El síndrome de Ulises

Julio Béjar
01:00 • 02 mar. 2016

Vivir varios años en el extranjero me ha ayudado a entender que en cualquier parte del mundo el humano es igual de gilipollas. Da igual el país, la época o su nivel de desarrollo cultural y tecnológico; sólo hay que pensar en aquella Alemania fascinada por el Nacionalsocialismo a pesar de encabezar el progreso científico en los años 30. Siempre existirán entre nosotros más semejanzas que diferencias aunque los nacionalismos se empeñen en lo contrario. Todos los nacionalismos vienen a significar lo mismo: un racismo parapetado en el orgullo de ser diferente. Quizá todos menos el iberismo, ese nacionalismo bienintencionado para pardillos que creyeron alguna vez en la conciliación y el reconocimiento del otro para encontrarse a sí mismo.
Tengo claro que el nacionalismo es malo porque el orgullo de pertenecer a un lugar impide amar a otro, ese orgullo camuflado en la sombra de palabras demasiado grandes como ‘patria’. Pero no tengo tan claro que viajar pueda curarlo. ¿Acaso los turistas regresan más cosmopolitas que cuando se fueron? Sacralizar el viaje como una revelación sólo contribuye a banalizarlo. Una bella instantánea es la máxima aspiración posible para algunos viajeros, esos que según Franz Bartelt “atraviesan un país y por el hecho de atravesarlo estiman que lo conocen y pueden decir que sus habitantes son maravillosos, y no se privan de dar lecciones históricas, de contar detalles exóticos y anécdotas edificantes”.

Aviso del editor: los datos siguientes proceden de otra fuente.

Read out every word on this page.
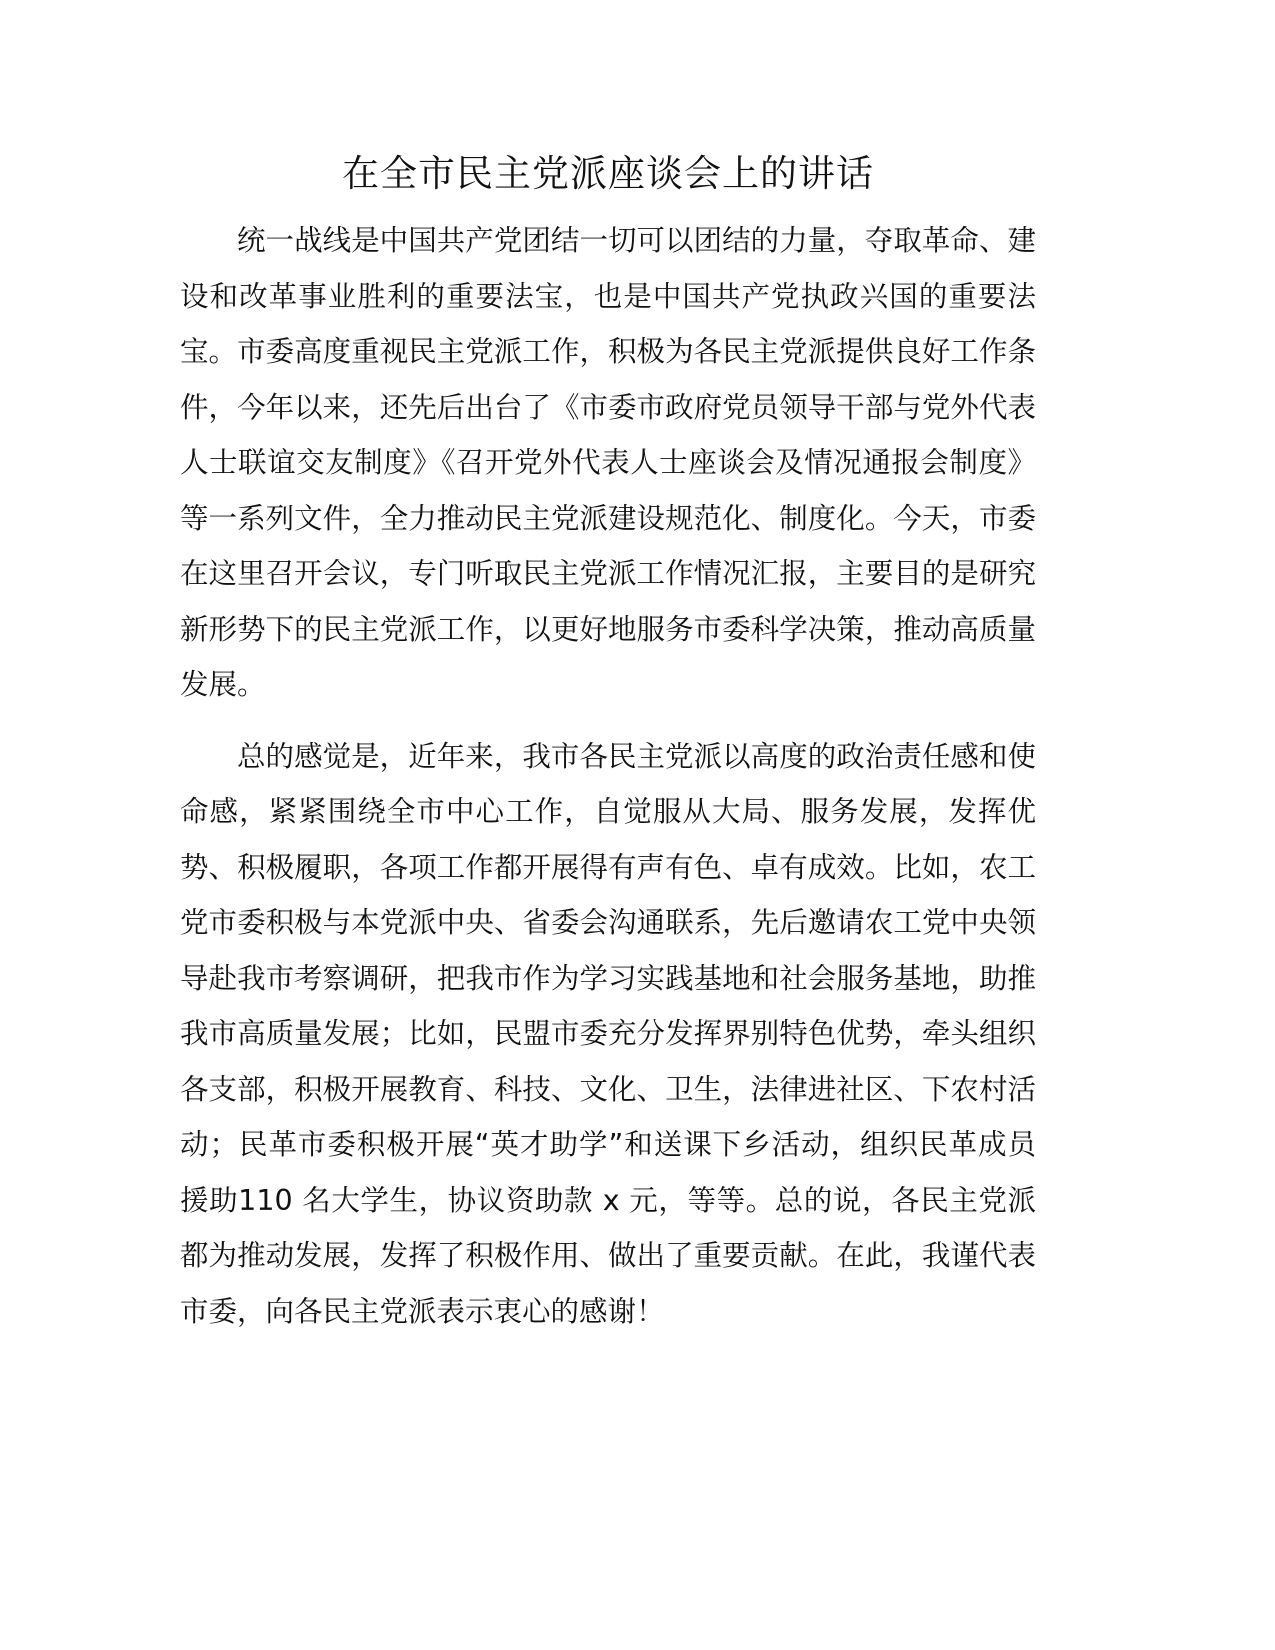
在全市民主党派座谈会上的讲话

统一战线是中国共产党团结一切可以团结的力量，夺取革命、建设和改革事业胜利的重要法宝，也是中国共产党执政兴国的重要法宝。市委高度重视民主党派工作，积极为各民主党派提供良好工作条件，今年以来，还先后出台了《市委市政府党员领导干部与党外代表人士联谊交友制度》《召开党外代表人士座谈会及情况通报会制度》等一系列文件，全力推动民主党派建设规范化、制度化。今天，市委在这里召开会议，专门听取民主党派工作情况汇报，主要目的是研究新形势下的民主党派工作，以更好地服务市委科学决策，推动高质量发展。

总的感觉是，近年来，我市各民主党派以高度的政治责任感和使命感，紧紧围绕全市中心工作，自觉服从大局、服务发展，发挥优势、积极履职，各项工作都开展得有声有色、卓有成效。比如，农工党市委积极与本党派中央、省委会沟通联系，先后邀请农工党中央领导赴我市考察调研，把我市作为学习实践基地和社会服务基地，助推我市高质量发展；比如，民盟市委充分发挥界别特色优势，牵头组织各支部，积极开展教育、科技、文化、卫生，法律进社区、下农村活动；民革市委积极开展“英才助学”和送课下乡活动，组织民革成员援助110 名大学生，协议资助款 x 元，等等。总的说，各民主党派都为推动发展，发挥了积极作用、做出了重要贡献。在此，我谨代表市委，向各民主党派表示衷心的感谢！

No basta con viajar, hay que abrir lo viajado, anidar las huellas del viajero. Nunca me creí a esos súper-aventureros que dicen haberse encontrado a sí mismos al atravesar aquel remoto desierto en sus últimas vacaciones. Sólo te encuentras a ti mismo cuando no te queda más remedio, cuando el desarraigo es total, cuando cada paso aleja tu horizonte de expectativas. En eso consiste el síndrome de Ulises, en sentirse extranjero en cualquier parte del mundo, en descubrir que Ítaca puede defraudarte.
Ayer vi ‘En tierra extraña’, un documental de Icíar Bollaín que recoge los testimonios de varios españoles residentes en Edimburgo. Algunos no sabían cómo presentarse, si emigrantes, exiliados o refugiados, pero todos coincidían en que aquella “movilidad geográfica” no había sido lo que esperaban. Cuesta entender cómo hemos pasado de ‘Callejeros Viajeros’ en Bora Bora a un documental sobre jóvenes emigrantes. Cuesta entender que un divertido año Erasmus pudiera derivar en una fractura identitaria. Que les hablen a ellos de orgullo nacional. Que les hablen a ellos de encontrarse a sí mismos.